Faltam-lhe os risos das crianças que desde os anos 1940 enchem de vida a colónia balnear, construída num edifício junto à moradia, por vontade expressa do poeta, em testamento. Mas sobra-lhe a energia dos atores Miguel Linares e Carolina Santarino, que neste verão foram Afonso Lopes Vieira e Amélia Rey Colaço, filha de um grande amigo do poeta, e também ela uma das companhias prediletas dele, nas tardes em que falavam de poesia, de teatro, da vida e do mundo, com o mar de São Pedro aos pés. O casal passou o verão em São Pedro, entre o programa cultural da associação Protur, e que levou à CASA-MUSEU AFONSO LOPES VIEIRA visitas encenadas, além de um festival literário e espetáculos de música, poesia, teatro e arquitetura, a maioria no Palco do Vale, junto à praia.

Afonso Lopes Vieira e Catarina Santarino na Casa-Museu Afonso Lopes Vieira. (Fotografia de Maria João Gala/GI)

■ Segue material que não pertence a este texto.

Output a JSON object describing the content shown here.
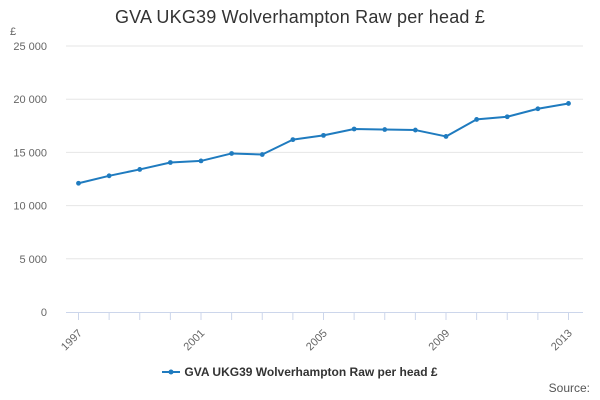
{
  "chart_data": {
    "type": "line",
    "title": "GVA UKG39 Wolverhampton Raw per head £",
    "ylabel": "£",
    "xlabel": "",
    "x": [
      1997,
      1998,
      1999,
      2000,
      2001,
      2002,
      2003,
      2004,
      2005,
      2006,
      2007,
      2008,
      2009,
      2010,
      2011,
      2012,
      2013
    ],
    "series": [
      {
        "name": "GVA UKG39 Wolverhampton Raw per head £",
        "values": [
          12100,
          12800,
          13400,
          14050,
          14200,
          14900,
          14800,
          16200,
          16600,
          17200,
          17150,
          17100,
          16500,
          18100,
          18350,
          19100,
          19600
        ],
        "color": "#1f7bbf"
      }
    ],
    "ylim": [
      0,
      25000
    ],
    "yticks": [
      0,
      5000,
      10000,
      15000,
      20000,
      25000
    ],
    "ytick_labels": [
      "0",
      "5 000",
      "10 000",
      "15 000",
      "20 000",
      "25 000"
    ],
    "xticks": [
      1997,
      2001,
      2005,
      2009,
      2013
    ],
    "xtick_labels": [
      "1997",
      "2001",
      "2005",
      "2009",
      "2013"
    ],
    "grid": true,
    "legend": "bottom-center"
  },
  "credits": "Source:"
}
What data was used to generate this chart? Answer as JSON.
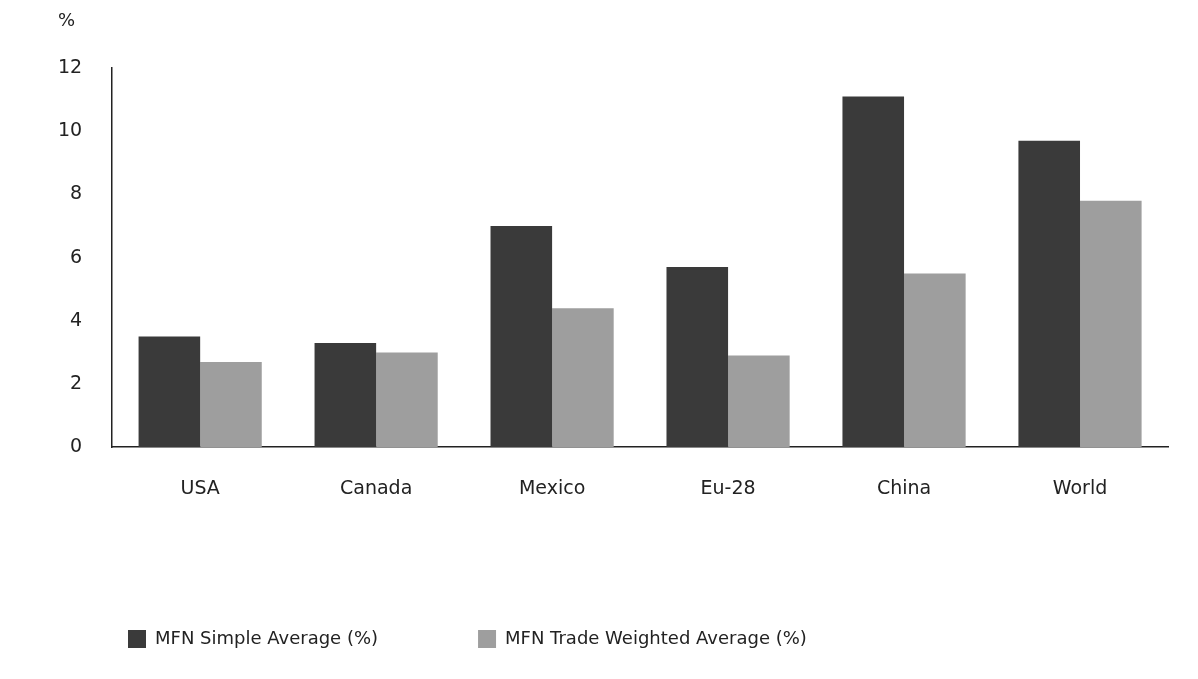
{
  "chart_data": {
    "type": "bar",
    "ylabel": "%",
    "categories": [
      "USA",
      "Canada",
      "Mexico",
      "Eu-28",
      "China",
      "World"
    ],
    "series": [
      {
        "name": "MFN Simple Average (%)",
        "color": "#3a3a3a",
        "values": [
          3.5,
          3.3,
          7.0,
          5.7,
          11.1,
          9.7
        ]
      },
      {
        "name": "MFN Trade Weighted Average (%)",
        "color": "#9e9e9e",
        "values": [
          2.7,
          3.0,
          4.4,
          2.9,
          5.5,
          7.8
        ]
      }
    ],
    "ylim": [
      0,
      12
    ],
    "yticks": [
      0,
      2,
      4,
      6,
      8,
      10,
      12
    ],
    "grid": false,
    "legend": "bottom"
  }
}
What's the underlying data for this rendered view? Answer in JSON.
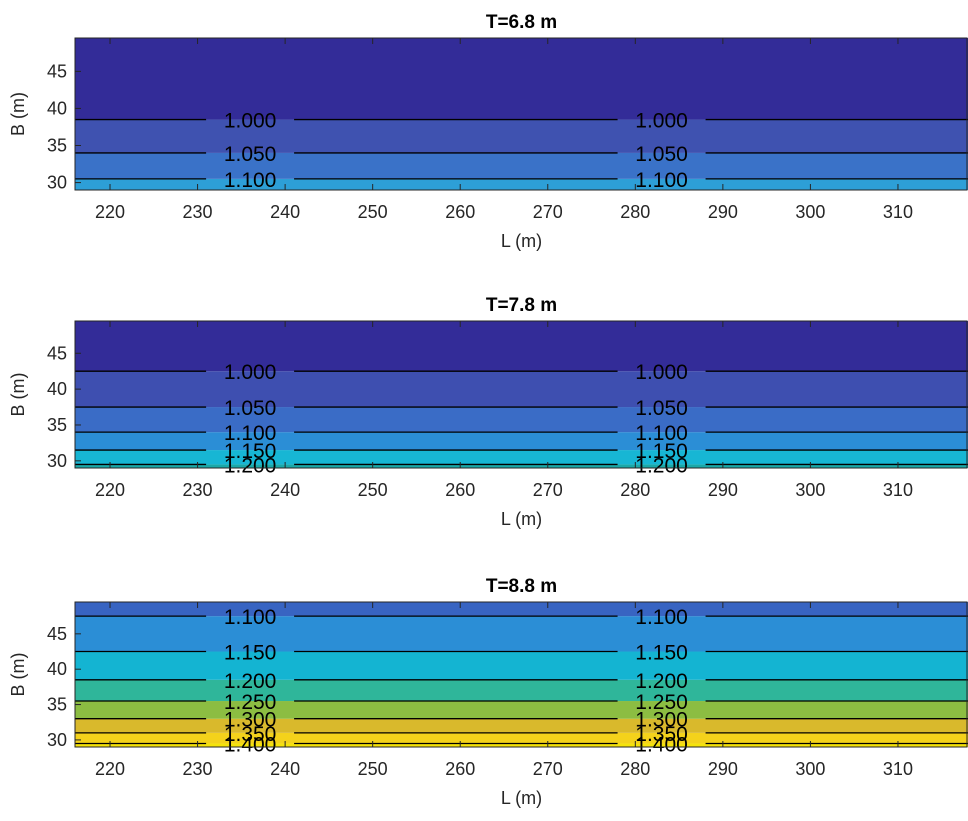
{
  "chart_data": [
    {
      "type": "contour",
      "title": "T=6.8 m",
      "xlabel": "L (m)",
      "ylabel": "B (m)",
      "xlim": [
        216,
        318
      ],
      "ylim": [
        29,
        49.5
      ],
      "xticks": [
        220,
        230,
        240,
        250,
        260,
        270,
        280,
        290,
        300,
        310
      ],
      "yticks": [
        30,
        35,
        40,
        45
      ],
      "grid": false,
      "legend": "none",
      "bands": [
        {
          "from": 29,
          "to": 30.5,
          "color": "#2d9fd7"
        },
        {
          "from": 30.5,
          "to": 34,
          "color": "#3a72c8"
        },
        {
          "from": 34,
          "to": 38.5,
          "color": "#3f52b0"
        },
        {
          "from": 38.5,
          "to": 49.5,
          "color": "#332c98"
        }
      ],
      "contours": [
        {
          "level": "1.000",
          "y": 38.5
        },
        {
          "level": "1.050",
          "y": 34
        },
        {
          "level": "1.100",
          "y": 30.5
        }
      ],
      "label_x": [
        236,
        283
      ]
    },
    {
      "type": "contour",
      "title": "T=7.8 m",
      "xlabel": "L (m)",
      "ylabel": "B (m)",
      "xlim": [
        216,
        318
      ],
      "ylim": [
        29,
        49.5
      ],
      "xticks": [
        220,
        230,
        240,
        250,
        260,
        270,
        280,
        290,
        300,
        310
      ],
      "yticks": [
        30,
        35,
        40,
        45
      ],
      "grid": false,
      "legend": "none",
      "bands": [
        {
          "from": 29,
          "to": 29.5,
          "color": "#1aa8a8"
        },
        {
          "from": 29.5,
          "to": 31.5,
          "color": "#17b6d4"
        },
        {
          "from": 31.5,
          "to": 34,
          "color": "#2b8ed6"
        },
        {
          "from": 34,
          "to": 37.5,
          "color": "#3a6cc6"
        },
        {
          "from": 37.5,
          "to": 42.5,
          "color": "#3e4fb0"
        },
        {
          "from": 42.5,
          "to": 49.5,
          "color": "#332c98"
        }
      ],
      "contours": [
        {
          "level": "1.000",
          "y": 42.5
        },
        {
          "level": "1.050",
          "y": 37.5
        },
        {
          "level": "1.100",
          "y": 34
        },
        {
          "level": "1.150",
          "y": 31.5
        },
        {
          "level": "1.200",
          "y": 29.5
        }
      ],
      "label_x": [
        236,
        283
      ]
    },
    {
      "type": "contour",
      "title": "T=8.8 m",
      "xlabel": "L (m)",
      "ylabel": "B (m)",
      "xlim": [
        216,
        318
      ],
      "ylim": [
        29,
        49.5
      ],
      "xticks": [
        220,
        230,
        240,
        250,
        260,
        270,
        280,
        290,
        300,
        310
      ],
      "yticks": [
        30,
        35,
        40,
        45
      ],
      "grid": false,
      "legend": "none",
      "bands": [
        {
          "from": 29,
          "to": 29.5,
          "color": "#f5e30a"
        },
        {
          "from": 29.5,
          "to": 31,
          "color": "#f4d21b"
        },
        {
          "from": 31,
          "to": 33,
          "color": "#d9b92c"
        },
        {
          "from": 33,
          "to": 35.5,
          "color": "#8cbd42"
        },
        {
          "from": 35.5,
          "to": 38.5,
          "color": "#2fb69a"
        },
        {
          "from": 38.5,
          "to": 42.5,
          "color": "#14b4d2"
        },
        {
          "from": 42.5,
          "to": 47.5,
          "color": "#2b8ed6"
        },
        {
          "from": 47.5,
          "to": 49.5,
          "color": "#3864c2"
        }
      ],
      "contours": [
        {
          "level": "1.100",
          "y": 47.5
        },
        {
          "level": "1.150",
          "y": 42.5
        },
        {
          "level": "1.200",
          "y": 38.5
        },
        {
          "level": "1.250",
          "y": 35.5
        },
        {
          "level": "1.300",
          "y": 33
        },
        {
          "level": "1.350",
          "y": 31
        },
        {
          "level": "1.400",
          "y": 29.5
        }
      ],
      "label_x": [
        236,
        283
      ]
    }
  ]
}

“A ideia é conseguir que São Pedro de Moel tenha atividades todo o ano. Merece isso”, diz à Evasões o ator, ainda na pele de Afonso. Carolina passou ali a infância e juventude, na casa da família, e por isso cresce-lhe empenho no lugar, na programação que já desenham para o Natal, por exemplo. A associação de promoção cultural está sediada no posto de turismo, junto a um dos espaços mais emblemáticos de São Pedro de Moel: o café Bambi, aninhado entre pinheiros mansos e um mítico parque infantil, onde brincaram muitas crianças que agora ali guardam os netos.

 

Como se fosse uma concha
Para quem chega, é como se São Pedro fosse um tesouro que se vai revelando à medida que percorremos as ruas e descemos à praia: a beleza das casas, na sua maioria preservadas, algumas assinadas por arquitetos de renome, muitas pertença da burguesia que dominava o país no século passado, outras dos empresários deste tempo. Vista de longe, São Pedro de Moel parece uma concha. De perto, uma vila perfeita de veraneio, que conseguiu passar ao lado de qualquer atentado urbanístico tão em voga nos anos 80 e 90.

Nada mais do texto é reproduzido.